初始化 db_sampler ，在 db_sampler 初始化里面按照 difficulty 和 min_points 过滤掉一些 gt object.
是否选择 sample_2d，调用相应的 db_sampler.sample_all
db_sampler.sample_all() 的过程
1. 计算每个类别需要 sample 的个数：要求个数减去目前 gt label 中该类别个数
2. 如果该类别的 gt objects 已经足够多，即需要 sample 的个数 <= 0，则不做任何 sample 操作，返回的 sample 结果为 None
3. 如果该类别的 gt objects 比较少，则从 db_info 里面对应的类别 sample 所需数量的 object ，也就是从其他文件去 sample 一些 object 出来填充到当前文件的 gt 数据。比如用000005.bin 的一些 object 点云补充到 000003.bin 去，并补充相应的 gt boxes.
得到 sample 结果之后，判断是否和已有的 gt boxes and sample boxes 冲突 (注意这里是将某类别的 sample 结果和目前所有类别的已有 boxes 判断冲突)，保留那些没有冲突的 sample 结果作为该类别的 sample 结果
concat sample 结果和原本的 gt labels and bboxes, 替换 gt point cloud 里面落在 sample boxes 里的 point 为 sample points

ObjectNoise

为每个场景的GT objects 增加一些噪声

输入参数

translation_std: List[float] = [0.25, 0.25, 0.25], # 平移标准差
global_rot_range: List[float] = [0.0, 0.0], # 旋转范围
rot_range: List[float] = [-0.15707963267, 0.15707963267], # 旋转角度范围
num_try: int = 100 # 个数

源码

ObjectNoise 调用 noise_per_object_v3_ 对每个 gt object 进行旋转、平移等操作，生成新的 gt object

def noise_per_object_v3_(gt_boxes,
                         points=None,
                         valid_mask=None,
                         rotation_perturb=np.pi / 4,
                         center_noise_std=1.0,
                         global_random_rot_range=np.pi / 4,
                         num_try=100)

RandomFlip3D

随机左右或前后翻转点云或者 bbox

参数

args	description
sync_2d (bool)	是否根据2D应用翻转图片。如果为 True，它将应用与 2D 图像相同的翻转。如果为False，则会决定是否随机独立翻转到 2D 图像。默认为 True。
Flip_ratio_bev_horizontal (float)	翻转概率在水平方向。默认为 0.0。
Flip_ratio_bev_vertical (float)	翻转概率在垂直方向。默认为 0.0。
Flip_box3d (bool)	是否翻转边界框。在大多数情况下，盒子应该被翻转。在基于凸轮的 bev 检测中，此设置为 False，因为 2D 图像的翻转不会影响 3D盒子。默认为 True。

源码

    def random_flip_data_3d(self,
                            input_dict: dict,
                            direction: str = 'horizontal') -> None:
        """Flip 3D data randomly.

        `random_flip_data_3d` should take these situations into consideration:

        - 1. LIDAR-based 3d detection
        - 2. LIDAR-based 3d segmentation
        - 3. vision-only detection
        - 4. multi-modality 3d detection.

        Args:
            input_dict (dict): Result dict from loading pipeline.
            direction (str): Flip direction. Defaults to 'horizontal'.

        Returns:
            dict: Flipped results, 'points', 'bbox3d_fields' keys are
            updated in the result dict.
        """
        assert direction in ['horizontal', 'vertical']
        if self.flip_box3d:
            if 'gt_bboxes_3d' in input_dict:
                if 'points' in input_dict:
                    input_dict['points'] = input_dict['gt_bboxes_3d'].flip(
                        direction, points=input_dict['points'])
                else:
                    # vision-only detection
                    input_dict['gt_bboxes_3d'].flip(direction)
            else:
                input_dict['points'].flip(direction)

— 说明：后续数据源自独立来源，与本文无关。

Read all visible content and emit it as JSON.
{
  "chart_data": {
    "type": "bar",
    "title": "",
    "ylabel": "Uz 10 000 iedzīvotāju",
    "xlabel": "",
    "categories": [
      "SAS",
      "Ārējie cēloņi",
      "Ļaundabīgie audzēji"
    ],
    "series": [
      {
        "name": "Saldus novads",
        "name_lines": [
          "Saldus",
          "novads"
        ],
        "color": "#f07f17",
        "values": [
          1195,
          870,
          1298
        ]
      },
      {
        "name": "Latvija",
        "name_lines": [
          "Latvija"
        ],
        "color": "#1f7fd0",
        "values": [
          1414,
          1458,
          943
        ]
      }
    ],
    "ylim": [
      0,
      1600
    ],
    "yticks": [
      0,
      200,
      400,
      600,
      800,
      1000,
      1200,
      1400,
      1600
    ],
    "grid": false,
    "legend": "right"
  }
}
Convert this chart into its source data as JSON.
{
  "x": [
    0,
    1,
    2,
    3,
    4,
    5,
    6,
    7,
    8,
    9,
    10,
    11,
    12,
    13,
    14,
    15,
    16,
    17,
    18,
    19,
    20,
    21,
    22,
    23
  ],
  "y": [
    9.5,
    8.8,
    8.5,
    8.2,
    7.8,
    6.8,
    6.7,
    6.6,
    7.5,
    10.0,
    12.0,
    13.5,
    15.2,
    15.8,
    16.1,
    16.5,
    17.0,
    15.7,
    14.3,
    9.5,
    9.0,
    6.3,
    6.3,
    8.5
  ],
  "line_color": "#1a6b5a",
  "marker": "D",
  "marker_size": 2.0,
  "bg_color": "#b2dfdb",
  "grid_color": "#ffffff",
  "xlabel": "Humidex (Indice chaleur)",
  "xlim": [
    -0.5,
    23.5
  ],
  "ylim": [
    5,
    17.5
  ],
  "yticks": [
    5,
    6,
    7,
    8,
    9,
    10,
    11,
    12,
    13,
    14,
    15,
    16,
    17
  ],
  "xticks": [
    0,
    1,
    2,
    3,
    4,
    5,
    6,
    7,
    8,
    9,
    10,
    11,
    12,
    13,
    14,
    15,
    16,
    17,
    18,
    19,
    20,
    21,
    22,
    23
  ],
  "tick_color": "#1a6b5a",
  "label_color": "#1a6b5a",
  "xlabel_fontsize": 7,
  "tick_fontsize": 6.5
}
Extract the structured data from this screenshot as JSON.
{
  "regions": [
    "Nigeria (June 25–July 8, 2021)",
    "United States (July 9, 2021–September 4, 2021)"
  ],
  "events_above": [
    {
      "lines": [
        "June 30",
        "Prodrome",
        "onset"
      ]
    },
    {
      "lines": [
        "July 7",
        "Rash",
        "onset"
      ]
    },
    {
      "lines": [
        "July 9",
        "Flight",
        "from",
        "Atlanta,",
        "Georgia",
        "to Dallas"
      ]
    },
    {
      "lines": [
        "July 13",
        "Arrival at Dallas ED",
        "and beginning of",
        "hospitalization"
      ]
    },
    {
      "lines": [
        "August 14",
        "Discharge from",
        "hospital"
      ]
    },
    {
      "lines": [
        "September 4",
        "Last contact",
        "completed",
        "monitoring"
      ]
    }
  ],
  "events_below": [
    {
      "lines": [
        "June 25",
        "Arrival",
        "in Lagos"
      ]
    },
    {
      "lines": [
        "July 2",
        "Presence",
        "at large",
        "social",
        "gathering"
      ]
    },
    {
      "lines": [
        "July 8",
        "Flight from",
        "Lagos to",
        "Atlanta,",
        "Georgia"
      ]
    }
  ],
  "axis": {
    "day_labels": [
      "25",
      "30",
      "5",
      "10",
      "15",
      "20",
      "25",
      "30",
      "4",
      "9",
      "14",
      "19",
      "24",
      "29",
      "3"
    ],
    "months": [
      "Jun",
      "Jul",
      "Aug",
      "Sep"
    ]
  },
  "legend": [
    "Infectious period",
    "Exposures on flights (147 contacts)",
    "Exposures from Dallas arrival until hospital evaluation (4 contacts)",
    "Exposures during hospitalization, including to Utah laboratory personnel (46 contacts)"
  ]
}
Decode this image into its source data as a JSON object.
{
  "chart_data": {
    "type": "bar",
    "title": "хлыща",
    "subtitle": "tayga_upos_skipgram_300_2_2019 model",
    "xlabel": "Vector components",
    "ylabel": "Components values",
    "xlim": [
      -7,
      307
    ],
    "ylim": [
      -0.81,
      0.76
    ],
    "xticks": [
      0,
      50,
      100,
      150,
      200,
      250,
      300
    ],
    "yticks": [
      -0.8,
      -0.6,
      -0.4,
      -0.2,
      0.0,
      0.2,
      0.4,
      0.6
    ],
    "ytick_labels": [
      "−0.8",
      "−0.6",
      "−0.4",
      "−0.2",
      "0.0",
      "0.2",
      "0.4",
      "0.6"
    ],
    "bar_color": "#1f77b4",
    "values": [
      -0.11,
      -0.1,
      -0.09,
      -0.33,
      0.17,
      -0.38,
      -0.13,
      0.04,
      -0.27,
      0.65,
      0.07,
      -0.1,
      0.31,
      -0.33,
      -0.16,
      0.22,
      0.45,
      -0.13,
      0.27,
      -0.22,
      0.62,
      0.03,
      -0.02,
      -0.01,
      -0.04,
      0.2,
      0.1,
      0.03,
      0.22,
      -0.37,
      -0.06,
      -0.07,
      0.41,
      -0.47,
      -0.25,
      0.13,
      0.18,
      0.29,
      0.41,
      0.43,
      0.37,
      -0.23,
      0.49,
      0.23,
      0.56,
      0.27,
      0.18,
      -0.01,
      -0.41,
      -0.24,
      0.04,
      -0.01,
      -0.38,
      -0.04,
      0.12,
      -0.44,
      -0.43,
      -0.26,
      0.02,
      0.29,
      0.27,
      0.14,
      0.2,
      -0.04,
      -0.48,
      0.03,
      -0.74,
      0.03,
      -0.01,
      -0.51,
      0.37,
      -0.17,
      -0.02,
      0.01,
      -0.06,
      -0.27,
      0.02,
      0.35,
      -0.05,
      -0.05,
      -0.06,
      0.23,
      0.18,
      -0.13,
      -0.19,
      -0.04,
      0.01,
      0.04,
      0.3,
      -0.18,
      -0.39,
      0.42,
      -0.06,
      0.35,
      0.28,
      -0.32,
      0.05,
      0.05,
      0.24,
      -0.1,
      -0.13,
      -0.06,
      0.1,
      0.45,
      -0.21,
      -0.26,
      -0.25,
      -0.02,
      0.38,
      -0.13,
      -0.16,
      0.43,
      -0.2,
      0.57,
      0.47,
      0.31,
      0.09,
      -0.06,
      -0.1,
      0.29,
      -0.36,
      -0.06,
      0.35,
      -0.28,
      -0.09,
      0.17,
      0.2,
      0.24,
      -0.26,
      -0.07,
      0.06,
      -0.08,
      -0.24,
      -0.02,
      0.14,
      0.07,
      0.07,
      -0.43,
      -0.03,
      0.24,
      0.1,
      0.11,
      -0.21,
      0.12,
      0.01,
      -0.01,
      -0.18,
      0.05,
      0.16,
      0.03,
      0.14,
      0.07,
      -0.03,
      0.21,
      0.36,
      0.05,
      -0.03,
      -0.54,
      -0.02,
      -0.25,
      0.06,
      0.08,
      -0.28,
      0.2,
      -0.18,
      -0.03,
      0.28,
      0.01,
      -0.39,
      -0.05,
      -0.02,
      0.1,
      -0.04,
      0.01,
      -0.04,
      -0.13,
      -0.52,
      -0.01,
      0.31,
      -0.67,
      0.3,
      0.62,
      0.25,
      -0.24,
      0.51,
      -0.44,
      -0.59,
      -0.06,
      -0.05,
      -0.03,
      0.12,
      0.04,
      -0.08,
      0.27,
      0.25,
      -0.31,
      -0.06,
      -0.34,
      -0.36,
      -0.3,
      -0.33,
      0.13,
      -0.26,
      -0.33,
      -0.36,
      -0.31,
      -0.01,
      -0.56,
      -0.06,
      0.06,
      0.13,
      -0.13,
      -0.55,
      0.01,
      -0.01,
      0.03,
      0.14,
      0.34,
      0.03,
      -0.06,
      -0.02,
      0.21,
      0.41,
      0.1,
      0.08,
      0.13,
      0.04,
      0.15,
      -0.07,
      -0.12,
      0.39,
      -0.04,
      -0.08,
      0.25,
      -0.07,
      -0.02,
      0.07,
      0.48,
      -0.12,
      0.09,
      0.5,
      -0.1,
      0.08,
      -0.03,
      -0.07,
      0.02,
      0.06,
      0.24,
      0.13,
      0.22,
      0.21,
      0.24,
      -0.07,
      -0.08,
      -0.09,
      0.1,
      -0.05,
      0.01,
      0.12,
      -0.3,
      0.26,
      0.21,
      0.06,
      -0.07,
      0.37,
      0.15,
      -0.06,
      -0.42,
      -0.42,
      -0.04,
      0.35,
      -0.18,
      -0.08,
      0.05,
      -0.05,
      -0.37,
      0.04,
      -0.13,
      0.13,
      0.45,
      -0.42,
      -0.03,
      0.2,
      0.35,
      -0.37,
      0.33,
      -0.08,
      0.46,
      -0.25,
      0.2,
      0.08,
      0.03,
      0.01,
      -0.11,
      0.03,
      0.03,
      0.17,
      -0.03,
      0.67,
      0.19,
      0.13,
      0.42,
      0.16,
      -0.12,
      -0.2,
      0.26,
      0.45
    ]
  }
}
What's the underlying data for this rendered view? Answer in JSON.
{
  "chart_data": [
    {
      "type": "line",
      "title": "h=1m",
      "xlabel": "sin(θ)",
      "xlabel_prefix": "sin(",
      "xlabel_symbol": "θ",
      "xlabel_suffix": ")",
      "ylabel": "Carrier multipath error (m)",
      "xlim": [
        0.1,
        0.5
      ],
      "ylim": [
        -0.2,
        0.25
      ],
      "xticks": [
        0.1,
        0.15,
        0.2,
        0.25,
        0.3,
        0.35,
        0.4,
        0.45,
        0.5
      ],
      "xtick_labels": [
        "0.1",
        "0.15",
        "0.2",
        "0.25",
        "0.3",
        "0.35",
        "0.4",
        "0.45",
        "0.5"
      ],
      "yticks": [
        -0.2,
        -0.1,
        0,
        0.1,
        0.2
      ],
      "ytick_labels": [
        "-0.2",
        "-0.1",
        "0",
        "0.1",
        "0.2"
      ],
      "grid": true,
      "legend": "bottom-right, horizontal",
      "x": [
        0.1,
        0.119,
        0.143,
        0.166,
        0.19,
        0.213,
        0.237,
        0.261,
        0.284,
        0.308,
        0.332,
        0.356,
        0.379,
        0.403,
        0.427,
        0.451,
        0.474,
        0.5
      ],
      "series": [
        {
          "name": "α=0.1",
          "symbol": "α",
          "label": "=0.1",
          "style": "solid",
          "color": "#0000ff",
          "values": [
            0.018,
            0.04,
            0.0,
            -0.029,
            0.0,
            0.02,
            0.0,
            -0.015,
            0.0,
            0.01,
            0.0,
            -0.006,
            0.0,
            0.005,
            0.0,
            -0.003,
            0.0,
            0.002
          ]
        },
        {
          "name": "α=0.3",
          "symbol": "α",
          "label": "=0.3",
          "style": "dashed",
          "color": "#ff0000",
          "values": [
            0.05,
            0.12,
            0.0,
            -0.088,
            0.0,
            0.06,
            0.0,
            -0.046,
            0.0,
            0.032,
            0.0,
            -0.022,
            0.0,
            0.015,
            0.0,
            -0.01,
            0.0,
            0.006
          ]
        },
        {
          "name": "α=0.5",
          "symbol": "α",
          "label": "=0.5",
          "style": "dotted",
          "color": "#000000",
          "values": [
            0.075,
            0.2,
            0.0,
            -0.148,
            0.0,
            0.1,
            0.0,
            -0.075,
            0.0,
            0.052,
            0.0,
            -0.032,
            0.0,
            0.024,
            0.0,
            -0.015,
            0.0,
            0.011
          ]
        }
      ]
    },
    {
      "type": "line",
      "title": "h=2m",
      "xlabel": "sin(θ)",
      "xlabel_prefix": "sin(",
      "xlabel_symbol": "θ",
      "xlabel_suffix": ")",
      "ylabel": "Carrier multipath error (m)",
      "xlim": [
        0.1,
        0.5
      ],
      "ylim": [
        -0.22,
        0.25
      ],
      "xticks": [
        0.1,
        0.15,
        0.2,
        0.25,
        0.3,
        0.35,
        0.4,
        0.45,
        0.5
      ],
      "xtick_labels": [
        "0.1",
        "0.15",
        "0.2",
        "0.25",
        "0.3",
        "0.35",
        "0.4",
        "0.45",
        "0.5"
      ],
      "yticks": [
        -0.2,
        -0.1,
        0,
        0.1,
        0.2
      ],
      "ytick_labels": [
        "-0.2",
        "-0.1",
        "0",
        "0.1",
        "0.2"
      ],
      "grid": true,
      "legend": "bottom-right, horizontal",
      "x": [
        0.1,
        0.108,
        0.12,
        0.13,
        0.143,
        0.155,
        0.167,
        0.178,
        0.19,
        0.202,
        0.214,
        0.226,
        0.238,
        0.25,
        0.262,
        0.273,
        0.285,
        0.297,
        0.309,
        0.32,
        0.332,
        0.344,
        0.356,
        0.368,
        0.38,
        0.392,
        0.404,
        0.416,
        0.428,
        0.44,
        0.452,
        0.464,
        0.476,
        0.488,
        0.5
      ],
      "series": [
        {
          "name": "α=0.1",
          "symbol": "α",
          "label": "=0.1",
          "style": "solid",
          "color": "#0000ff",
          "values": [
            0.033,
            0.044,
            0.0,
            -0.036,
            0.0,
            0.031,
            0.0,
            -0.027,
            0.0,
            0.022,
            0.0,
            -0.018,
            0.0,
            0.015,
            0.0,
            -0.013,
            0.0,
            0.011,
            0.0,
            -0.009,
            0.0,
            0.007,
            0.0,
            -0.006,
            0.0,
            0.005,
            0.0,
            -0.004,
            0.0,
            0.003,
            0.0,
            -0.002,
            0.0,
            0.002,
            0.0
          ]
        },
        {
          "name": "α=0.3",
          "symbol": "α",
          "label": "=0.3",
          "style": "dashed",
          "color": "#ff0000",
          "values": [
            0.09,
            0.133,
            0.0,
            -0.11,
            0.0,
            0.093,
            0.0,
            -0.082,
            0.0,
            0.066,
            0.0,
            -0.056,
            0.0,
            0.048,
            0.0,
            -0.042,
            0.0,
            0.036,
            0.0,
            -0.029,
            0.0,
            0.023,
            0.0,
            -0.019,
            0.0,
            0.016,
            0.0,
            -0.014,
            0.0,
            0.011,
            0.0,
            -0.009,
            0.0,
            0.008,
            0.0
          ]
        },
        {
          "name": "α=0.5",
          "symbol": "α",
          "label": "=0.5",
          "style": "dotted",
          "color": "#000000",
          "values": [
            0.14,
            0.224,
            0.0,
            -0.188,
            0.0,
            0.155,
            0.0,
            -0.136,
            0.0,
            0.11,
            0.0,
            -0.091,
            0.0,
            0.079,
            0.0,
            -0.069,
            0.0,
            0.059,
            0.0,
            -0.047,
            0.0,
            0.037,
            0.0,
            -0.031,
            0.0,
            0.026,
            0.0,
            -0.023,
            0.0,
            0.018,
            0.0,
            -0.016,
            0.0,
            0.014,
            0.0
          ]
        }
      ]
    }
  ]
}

        if 'centers_2d' in input_dict:
            assert self.sync_2d is True and direction == 'horizontal', \
                'Only support sync_2d=True and horizontal flip with images'
            w = input_dict['img_shape'][1]
            input_dict['centers_2d'][..., 0] = \
                w - input_dict['centers_2d'][..., 0]
            # need to modify the horizontal position of camera center
            # along u-axis in the image (flip like centers2d)
            # ['cam2img'][0][2] = c_u
            # see more details and examples at
            # https://github.com/open-mmlab/mmdetection3d/pull/744
            input_dict['cam2img'][0][2] = w - input_dict['cam2img'][0][2]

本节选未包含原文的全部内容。